HB 5299, AN ACT CONCERNING TOXIC FLAME RETARDANT CHEMICALS IN CHILDREN’S PRODUCTS AND UPHOLSTERED RESIDENTIAL FURNITURE: This bill was submarined by 1 Senator, when it was on the verge of passage. Again, we see the extreme power of money in politics using obscure levers to block the common good. The bill would have banned any product containing the flame retardant chemicals TDCPP, TDCP or TCPP that was marketed for the use of children three years of age or younger. Momentum for passage was large, and it had overwhelmingly passed the House before that single Senator killed it by threatening to run out the clock with a flood of amendments.
From the 2015 legislative session:
SB 573 AAC Variable Electric Rates: When PURA held hearings last year, the number one consumer complaint was the variable rate. Over and over people testified that their rates were doubled and tripled, and asked that the variable rate be eliminated. The passage of this bill means that Connecticut residents will be the first in the nation to be protected from deceptive, variable electric rates. The new legislation will not affect existing contracts, but will prohibit new ones going forward and takes effect on Oct. 1st, 2015.

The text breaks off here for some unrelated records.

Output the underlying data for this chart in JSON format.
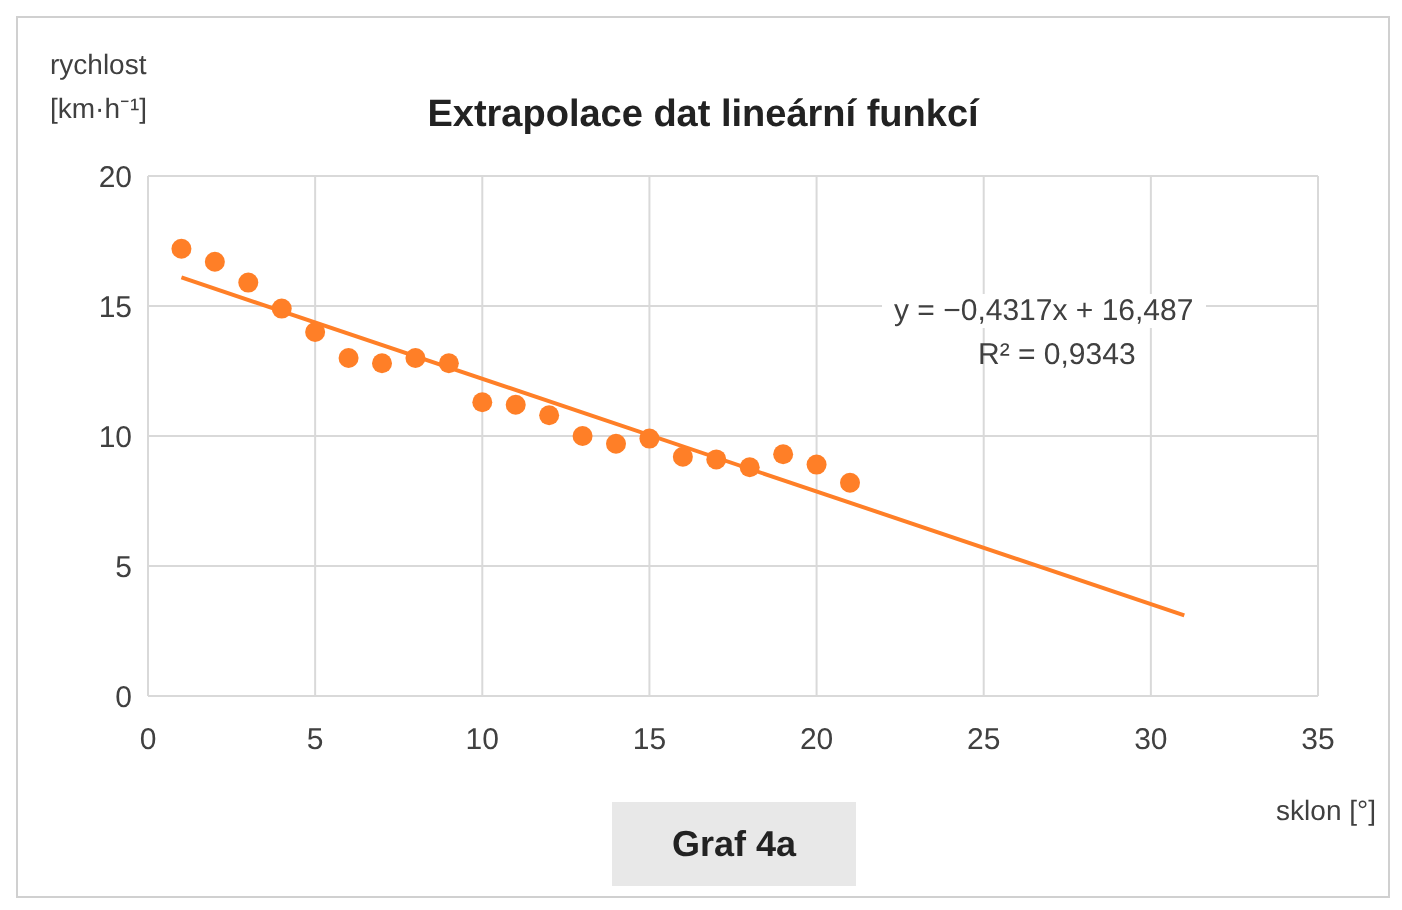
{
  "chart_data": {
    "type": "scatter",
    "title": "Extrapolace dat lineární funkcí",
    "xlabel": "sklon [°]",
    "ylabel": "rychlost [km·h⁻¹]",
    "xlim": [
      0,
      35
    ],
    "xticks": [
      0,
      5,
      10,
      15,
      20,
      25,
      30,
      35
    ],
    "ylim": [
      0,
      20
    ],
    "yticks": [
      0,
      5,
      10,
      15,
      20
    ],
    "grid": true,
    "legend": false,
    "series": [
      {
        "color": "#ff7f27",
        "marker": "circle",
        "x": [
          1,
          2,
          3,
          4,
          5,
          6,
          7,
          8,
          9,
          10,
          11,
          12,
          13,
          14,
          15,
          16,
          17,
          18,
          19,
          20,
          21
        ],
        "values": [
          17.2,
          16.7,
          15.9,
          14.9,
          14.0,
          13.0,
          12.8,
          13.0,
          12.8,
          11.3,
          11.2,
          10.8,
          10.0,
          9.7,
          9.9,
          9.2,
          9.1,
          8.8,
          9.3,
          8.9,
          8.2
        ]
      },
      {
        "type": "line",
        "color": "#ff7f27",
        "marker": "none",
        "x": [
          1,
          31
        ],
        "values": [
          16.1,
          3.1
        ]
      }
    ],
    "annotations": [
      "y = −0,4317x + 16,487",
      "R² = 0,9343",
      "Graf 4a"
    ]
  }
}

Thank you to AARP for taking the lead on this and to all of the CCAG allies and members who showed up at the hearings, wrote the letters, made the calls to legislators, and to all of the legislators who championed this bill!
News Channel 8 Coverage
570 AAC Electric Savings and Fixed Bill Fee: This bill initially capped at $10 the fixed charge all electric customers pay regardless of how much power they use. That charge has skyrocketed to $19.25 for Eversource and $17.25 for United Illuminating, though each company requested much more. By lowering and capping fixed charges, all consumers, including the most vulnerable, would have had a real chance to benefit economically from the rapid advances in technology that are already modernizing the power grid.
The bill — which passed the Senate but never made it to the House floor — eliminated a specific cap and replaced it with a new delineation of what could be calculated as part of the fixed charge, a prospect that had us worried as it could not be determined how this would play out. Some calculations actually projected that the fixed rate would go up!
There is some possibility that elements of SB570 may get folded into the "budget implementer" bills during special session.